By this time most of my nerves had gone, it’s always the waiting that’s worst. This whole time people were landing next to us, completing their jumps, and every few minutes a new plane went up, the routine was comforting. We stood on the runway and waited for our ride and tandem partners. The stocky guy that gave the briefing would be strapped to my back.
The aircraft was tiny, and without seats. Seven of us were jumping, and we squeezed in, sitting between each others legs. It would take ten minutes to reach the jumping altitude of 10,000ft. And off we went, climbing higher and higher, the great flat expanse of Suffolk growing beneath us. Higher and higher, there’s no turning back now. Towards the clouds, through the clouds and above the clouds.
Then the aircraft slowed down, and the time had come. The hatch opened and the girl in front of me was gone, falling to the ground. My turn next. No time to think, do what they say, feet out and crossed behind the plane, lean back, look at the camera. Jump.
OH SHIT! My genuine first thought, as the unnatural feeling of weightlessness takes hold. We roll over, and I look up at the clear blue sky and the underbelly of the plane flying off.
Now the weightlessness disappears, and all you can feel is the rush of air against you, getting stronger and stronger as you accelerate up to 120mph. But as you’re falling you have time to think, to notice that the cloud is getting closer, to think about your breathing as the wind tries to take your breath away. And to think, this is amazing, this is magnificent. I was breathless and awestruck.
I put my arms out and felt the air fly past me, and then we hit the cloud, and we’re falling through fog. The moisture gathers on my face, and it’s refreshing. Then the parachute is deployed, a sharp halt and I switch from a falling to a standing position. I watch as my cameraman disappears into the fog beneath me, like some weird scene in The Neverending Story. And all is quiet again, the rushing wind stops and the fog clears.
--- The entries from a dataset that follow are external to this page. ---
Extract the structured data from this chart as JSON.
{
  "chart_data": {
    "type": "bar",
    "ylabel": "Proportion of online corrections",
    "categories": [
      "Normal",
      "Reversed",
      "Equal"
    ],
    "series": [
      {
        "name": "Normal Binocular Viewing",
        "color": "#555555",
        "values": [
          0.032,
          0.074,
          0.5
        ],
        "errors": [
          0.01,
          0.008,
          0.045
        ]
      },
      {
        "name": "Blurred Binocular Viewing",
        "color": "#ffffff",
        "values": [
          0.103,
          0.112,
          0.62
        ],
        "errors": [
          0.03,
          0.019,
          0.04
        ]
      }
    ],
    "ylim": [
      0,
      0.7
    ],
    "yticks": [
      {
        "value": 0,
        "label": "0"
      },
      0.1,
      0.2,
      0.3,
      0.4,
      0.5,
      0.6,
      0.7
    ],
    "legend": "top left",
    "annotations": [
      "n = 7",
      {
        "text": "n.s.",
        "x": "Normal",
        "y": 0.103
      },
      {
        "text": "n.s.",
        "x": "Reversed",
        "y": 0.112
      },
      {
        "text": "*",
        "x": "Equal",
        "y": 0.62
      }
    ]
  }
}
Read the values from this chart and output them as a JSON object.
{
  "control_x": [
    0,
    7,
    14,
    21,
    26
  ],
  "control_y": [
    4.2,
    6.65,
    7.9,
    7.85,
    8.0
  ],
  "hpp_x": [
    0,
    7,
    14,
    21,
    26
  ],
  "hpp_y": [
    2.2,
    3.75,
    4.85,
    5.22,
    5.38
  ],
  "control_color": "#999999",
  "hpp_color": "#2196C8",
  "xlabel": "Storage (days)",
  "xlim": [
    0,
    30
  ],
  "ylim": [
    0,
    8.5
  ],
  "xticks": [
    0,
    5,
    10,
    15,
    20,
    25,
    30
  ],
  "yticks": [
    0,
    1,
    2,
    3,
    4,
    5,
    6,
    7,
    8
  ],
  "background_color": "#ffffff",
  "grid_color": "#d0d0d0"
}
I look up and see the blue parachute above me. I look down, I see my feet, my familiar Converse shoes, and then a field, a long long way down. I am floating in the sky, it is silent, and wonderful. Except perhaps for the tightness across my chest.
The silence was unexpected, the guy on my back points out the sights as we descend. Great Yarmouth, Norwich, the sea, and so on.
Then, unexpectedly, it’s my turn to control. I put my hands in the yellow parachute chords and my instructor tells me what to do. Pull your right arm down, I do, and we swing downwards to the right, I lift up, and we stop. So responsive. Then the left arm, and we turn to the left, the more I pull down the sharper we turn. Then round and round and round, and now I’m just queasy from the dizziness.
Beneath me I see the plane landing, and the landing zone. I relinquish control and we come in for our landing, legs up, legs up, and down, bums skidding across the grass, back on solid ground. With an ear to ear grin, I shake the guys hand and sit back to watch Marek and Linda landing behind me.
Woooo! Wow. Wow. How incredibly amazing was that? I celebrated with a victory croissant and we drove into Beccles for some lunch.
The fluffy white clouds cleared, and for the rest of the day we sat on the beautiful sandy Lowestoft beach. The English summer had finally arrived, and what a way to celebrate it. After some paddling, resting on the sand, a discussion about the best sand castle technique and some ice cream and Dr Pepper, we headed home.
The long drive south went faster this time. Over the QEII bridge at Dartford, the London skyline looked fabulous against the setting sun. We finished up with A Bob Dylan album, and we parted ways at Gatwick.
Would I do it again? Of course! But we may wait for Google Glass first.